Vorläufer der neuen Regelung ist das Modellprojekt „AGnEs“ unter der Leitung von Professor Wolfgang Hoffmann an der Erst-Moritz-Arndt-Universität Greifswald. Die Abkürzung steht für „arztentlastende, gemeindenahe, E-Health-gestützte systemische Intervention“ und wurde als Gemeindeschwester-Projekt seit 2005 in Ostdeutschland erprobt.

Hausärztin Kathrin Meiburg ist froh über die Entlastung durch Schwester Melitta. Im Quartal macht ihre Praxis etwa 120 Hausbesuche, über die Hälfte übernimmt inzwischen ihre Arzthelferin. Atrose, Gelenk- und Herz-Kreislauferkrankungen sind die häufigsten Gründe für die 20- bis 30-minütigen Besuche, aber es geht auch um Fürsorge und menschliche Zuwendung. Melitta Köppen wurde in Golzow geboren. Viele Patienten kennt sie seit Jahren und Jahrzehnten, mit vielen duzt sie sich.

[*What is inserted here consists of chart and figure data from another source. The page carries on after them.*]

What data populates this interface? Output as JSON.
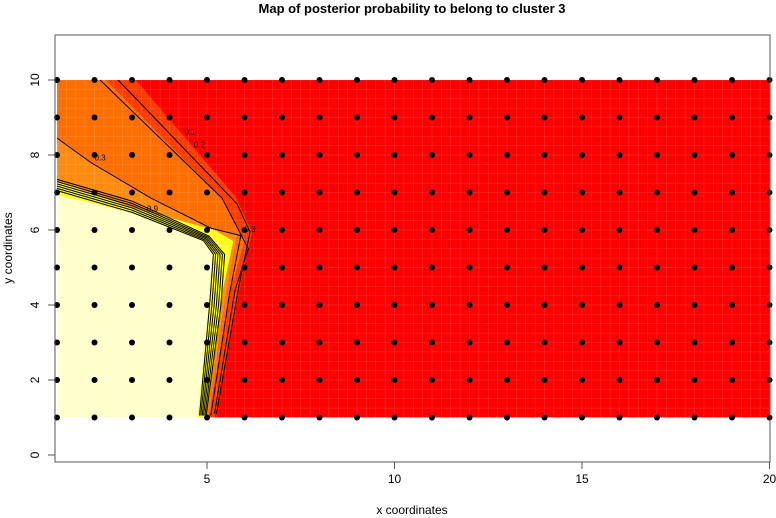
{
  "chart_data": {
    "type": "heatmap",
    "title": "Map of posterior probability to belong to cluster  3",
    "xlabel": "x coordinates",
    "ylabel": "y coordinates",
    "xlim": [
      1,
      20
    ],
    "ylim": [
      -0.2,
      11.2
    ],
    "xticks": [
      5,
      10,
      15,
      20
    ],
    "yticks": [
      0,
      2,
      4,
      6,
      8,
      10
    ],
    "grid": false,
    "points": {
      "x_range": [
        1,
        20
      ],
      "y_range": [
        1,
        10
      ],
      "step": 1,
      "color": "#000000"
    },
    "contour_levels": [
      0.1,
      0.2,
      0.3,
      0.4,
      0.5,
      0.6,
      0.7,
      0.8,
      0.9
    ],
    "contour_labels": [
      "0.1",
      "0.2",
      "0.3",
      "0.9"
    ],
    "colors": {
      "low": "#FF0000",
      "low_mid": "#FF3C00",
      "mid": "#FF6E00",
      "mid_high": "#FF8C10",
      "high_edge": "#FFFF20",
      "high": "#FFFFCC"
    }
  }
}
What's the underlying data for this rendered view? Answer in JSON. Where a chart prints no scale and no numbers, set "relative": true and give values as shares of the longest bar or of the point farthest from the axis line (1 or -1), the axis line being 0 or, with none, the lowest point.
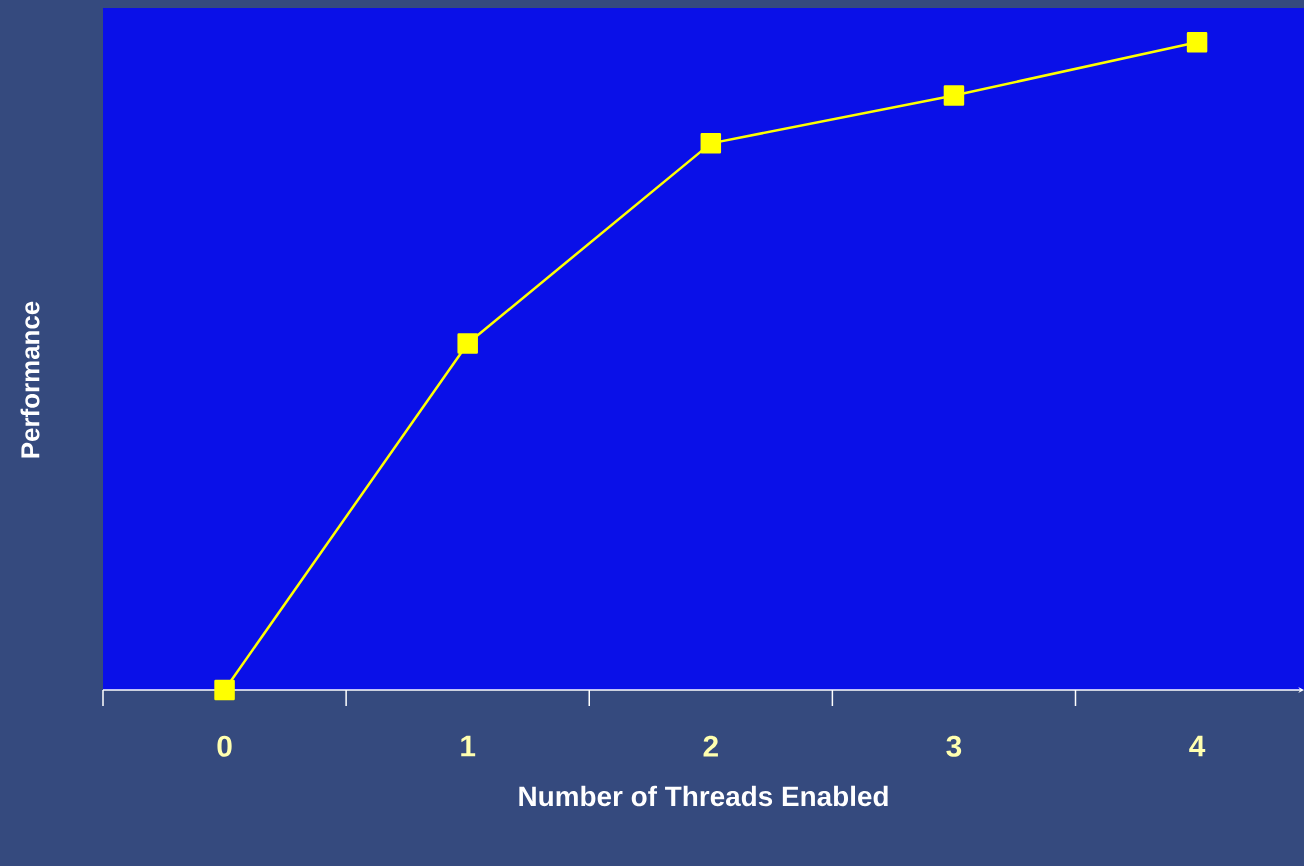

Für die Weiterbildung wurde Schwester Melitta freigestellt, die Kosten zwischen 1000 und 2000 Euro trug ihre Vorgesetzte. Die Lehrmodule fanden einmal monatlich am Freitagnachmittag und Sonnabend in den Räumen der Kassenärztlichen Vereinigung in Potsdam statt. Mehr Geld verdient Melitta Köppen mit der neuen Qualifikation nicht, aber sie konnte ihren Horizont erweitern, zum Beispiel im Bereich Palliativmedizin und Hospizarbeit, chirurgischer und gereatrischer Erkrankungen. Nach einer Weiterbildung zur Betriebsschwester war es die zweite Fortbildung ihrer Berufslaufbahn.

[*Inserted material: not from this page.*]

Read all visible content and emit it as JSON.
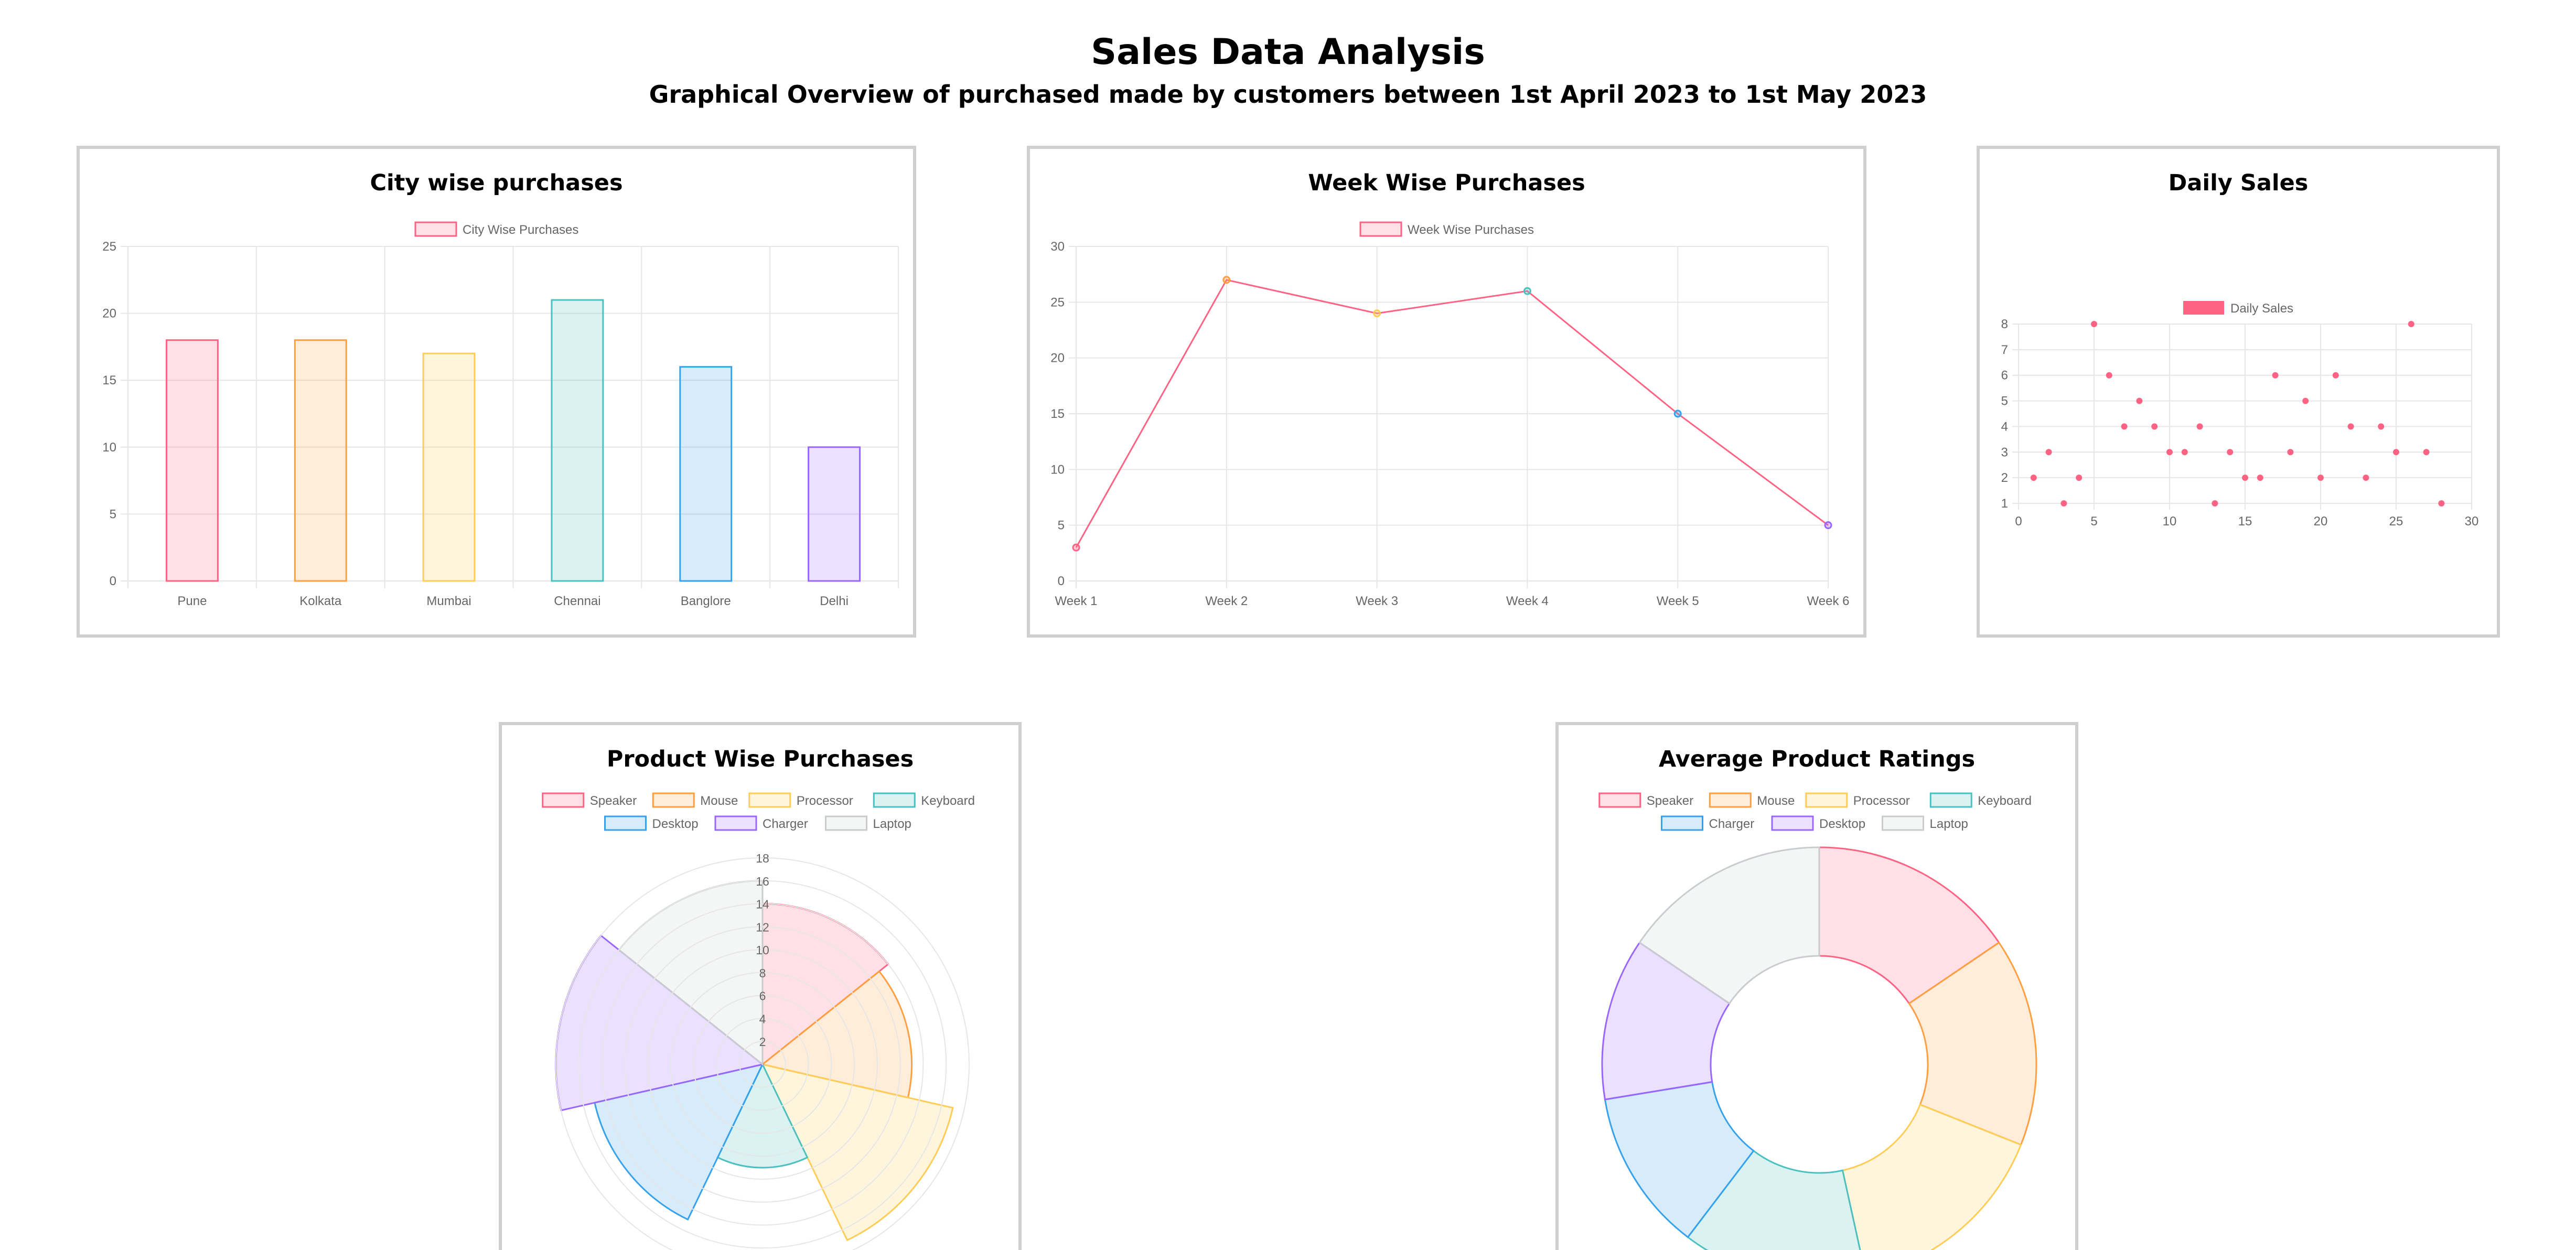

Mit ihrer langen Berufserfahrung gehörte Melitta Köppen zu den alten Hasen in ihrem Kurs. „Die meisten der 24 Teilnehmerinnen waren deutlich jünger und standen am Anfang ihrer Berufslaufbahn“, sagt sie. Mindestanforderung für die Fortbildung ist, dass man bereits seit drei Jahren als Medizinische Fachangestellte gearbeitet hat. Eine Altersbeschränkung gibt es nicht. Um die Hausbesuche auch in entlegenen Gebieten durchzuführen, ist ein Führerschein sinnvoll.

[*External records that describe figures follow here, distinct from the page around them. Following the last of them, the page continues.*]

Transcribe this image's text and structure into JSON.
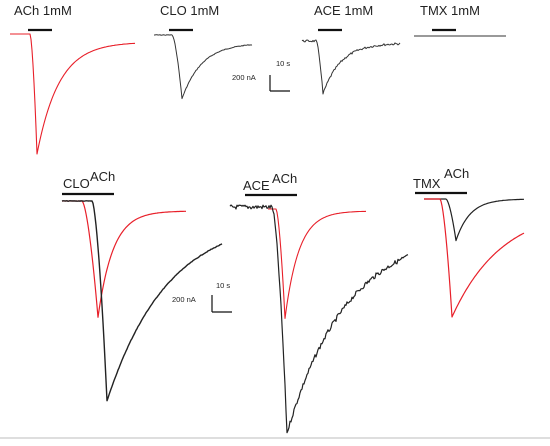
{
  "chart_data": [
    {
      "type": "line",
      "panel": "top",
      "traces": [
        {
          "label": "ACh 1mM",
          "color": "#e8202a",
          "shape": "fast",
          "relative_peak": 1.0
        },
        {
          "label": "CLO 1mM",
          "color": "#333333",
          "shape": "medium",
          "relative_peak": 0.5
        },
        {
          "label": "ACE 1mM",
          "color": "#333333",
          "shape": "medium-noisy",
          "relative_peak": 0.44
        },
        {
          "label": "TMX 1mM",
          "color": "#333333",
          "shape": "flat",
          "relative_peak": 0.0
        }
      ],
      "scalebar": {
        "time": "10 s",
        "current": "200 nA"
      }
    },
    {
      "type": "line",
      "panel": "bottom",
      "groups": [
        {
          "first": "CLO",
          "second": "ACh",
          "ach_relative_peak": 0.57,
          "other_relative_peak": 1.0
        },
        {
          "first": "ACE",
          "second": "ACh",
          "ach_relative_peak": 0.48,
          "other_relative_peak": 1.0
        },
        {
          "first": "TMX",
          "second": "ACh",
          "ach_relative_peak": 1.0,
          "other_relative_peak": 0.3
        }
      ],
      "colors": {
        "ach": "#e8202a",
        "other": "#222222"
      },
      "scalebar": {
        "time": "10 s",
        "current": "200 nA"
      }
    }
  ],
  "labels": {
    "top": [
      "ACh 1mM",
      "CLO 1mM",
      "ACE 1mM",
      "TMX 1mM"
    ],
    "bottom_groups": [
      [
        "CLO",
        "ACh"
      ],
      [
        "ACE",
        "ACh"
      ],
      [
        "TMX",
        "ACh"
      ]
    ],
    "scale_time": "10 s",
    "scale_current": "200 nA"
  }
}
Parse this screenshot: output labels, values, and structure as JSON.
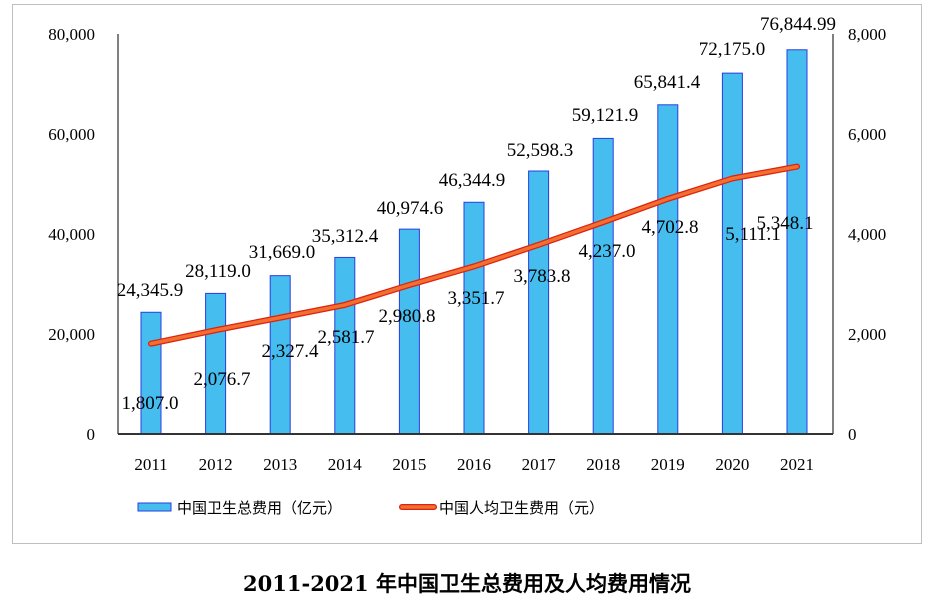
{
  "chart_data": {
    "type": "bar+line",
    "title": "2011-2021 年中国卫生总费用及人均费用情况",
    "categories": [
      "2011",
      "2012",
      "2013",
      "2014",
      "2015",
      "2016",
      "2017",
      "2018",
      "2019",
      "2020",
      "2021"
    ],
    "series": [
      {
        "name": "中国卫生总费用（亿元）",
        "type": "bar",
        "axis": "left",
        "color": "#45BDEE",
        "values": [
          24345.9,
          28119.0,
          31669.0,
          35312.4,
          40974.6,
          46344.9,
          52598.3,
          59121.9,
          65841.4,
          72175.0,
          76844.99
        ],
        "labels": [
          "24,345.9",
          "28,119.0",
          "31,669.0",
          "35,312.4",
          "40,974.6",
          "46,344.9",
          "52,598.3",
          "59,121.9",
          "65,841.4",
          "72,175.0",
          "76,844.99"
        ]
      },
      {
        "name": "中国人均卫生费用（元）",
        "type": "line",
        "axis": "right",
        "color": "#F07030",
        "values": [
          1807.0,
          2076.7,
          2327.4,
          2581.7,
          2980.8,
          3351.7,
          3783.8,
          4237.0,
          4702.8,
          5111.1,
          5348.1
        ],
        "labels": [
          "1,807.0",
          "2,076.7",
          "2,327.4",
          "2,581.7",
          "2,980.8",
          "3,351.7",
          "3,783.8",
          "4,237.0",
          "4,702.8",
          "5,111.1",
          "5,348.1"
        ]
      }
    ],
    "left_axis": {
      "ylim": [
        0,
        80000
      ],
      "ticks": [
        "0",
        "20,000",
        "40,000",
        "60,000",
        "80,000"
      ]
    },
    "right_axis": {
      "ylim": [
        0,
        8000
      ],
      "ticks": [
        "0",
        "2,000",
        "4,000",
        "6,000",
        "8,000"
      ]
    },
    "grid": false,
    "legend": "bottom"
  }
}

Einen Zuschuss für die Fortbildung können Interessierte als Bildungsprämie beim Bundesministerium für Bildung und Forschung beantragen. „Außerdem sollte man prüfen, welche regionalen Möglichkeiten es für Zuschüsse gibt. Sachsen-Anhalt fördert die Maßnahme zum Beispiel mit Mitteln des Europäischen Sozialfonds“, sagt Brigitte März, Referatsleiterin für medizinische Fachangestellte beim Verband medizinischer Fachberufe (VMF). Je nach Berufserfahrung ist der Umfang der Stunden gestaffelt. Bei Melitta Köppen waren es insgesamt 190 Stunden. Ihre Fortbildung dauerte eineinhalb Jahre und endete mit einer Prüfung.

Wie sie waren auch die anderen Kursteilnehmerinnen in brandenburgischen Praxen angestellt. „Für arbeitslose medizinische Fachangestellte, die so ihre Chancen auf dem Arbeitsmarkt verbessern möchten, eignet sich die Weiterbildung eher nicht, weil man parallel zur theoretischen Ausbildung den Bezug zum Patienten braucht“, sagt Brigitte März. Ihr Verband setzt sich dafür ein, dass mit der höheren Qualifikation der Arzthelferinnen auch ihr Gehalt steigen sollte. „Außerdem sollte die häusliche Versorgung durch die nichtärztlichen Praxisassistenten noch stärker ausgeweitet werden, beispielsweise auf jüngere, chronisch kranke Patienten“ sagt März. Auch in ärztlich nicht unterversorgten Gebieten sollte ihrer Ansicht nach die Leistung abrechenbar sein.

Ihr ist wichtig, dass der Beruf der Medizinischen Fachangestellten durch die neue Regelung aufgewertet wird. „Für die Patienten ist die Schwester gerade in kleinen Orten eine wichtige Bezugsperson. Sie ‚übersetzt’ die Anordnungen des Arztes, ist der Kummerkasten für medizinische und persönliche Probleme“, weiß Brigitte März aus ihrer eigenen Tätigkeit als Arzthelferin.

Allgemeinmedizinerin Kathrin Meiburg, die 2007 nach ihrer Facharztausbildung die Praxis in Golzow übernommen hat, schätzt die Arbeitsteilung mit Melitta Köppen und verlässt sich auf ihr Urteil. „Schwester Melitta kennt viele Patienten schon lange und hat ein Auge für ihre Situation und was in Zukunft wichtig werden könnte“, sagt Ärztin Meiburg.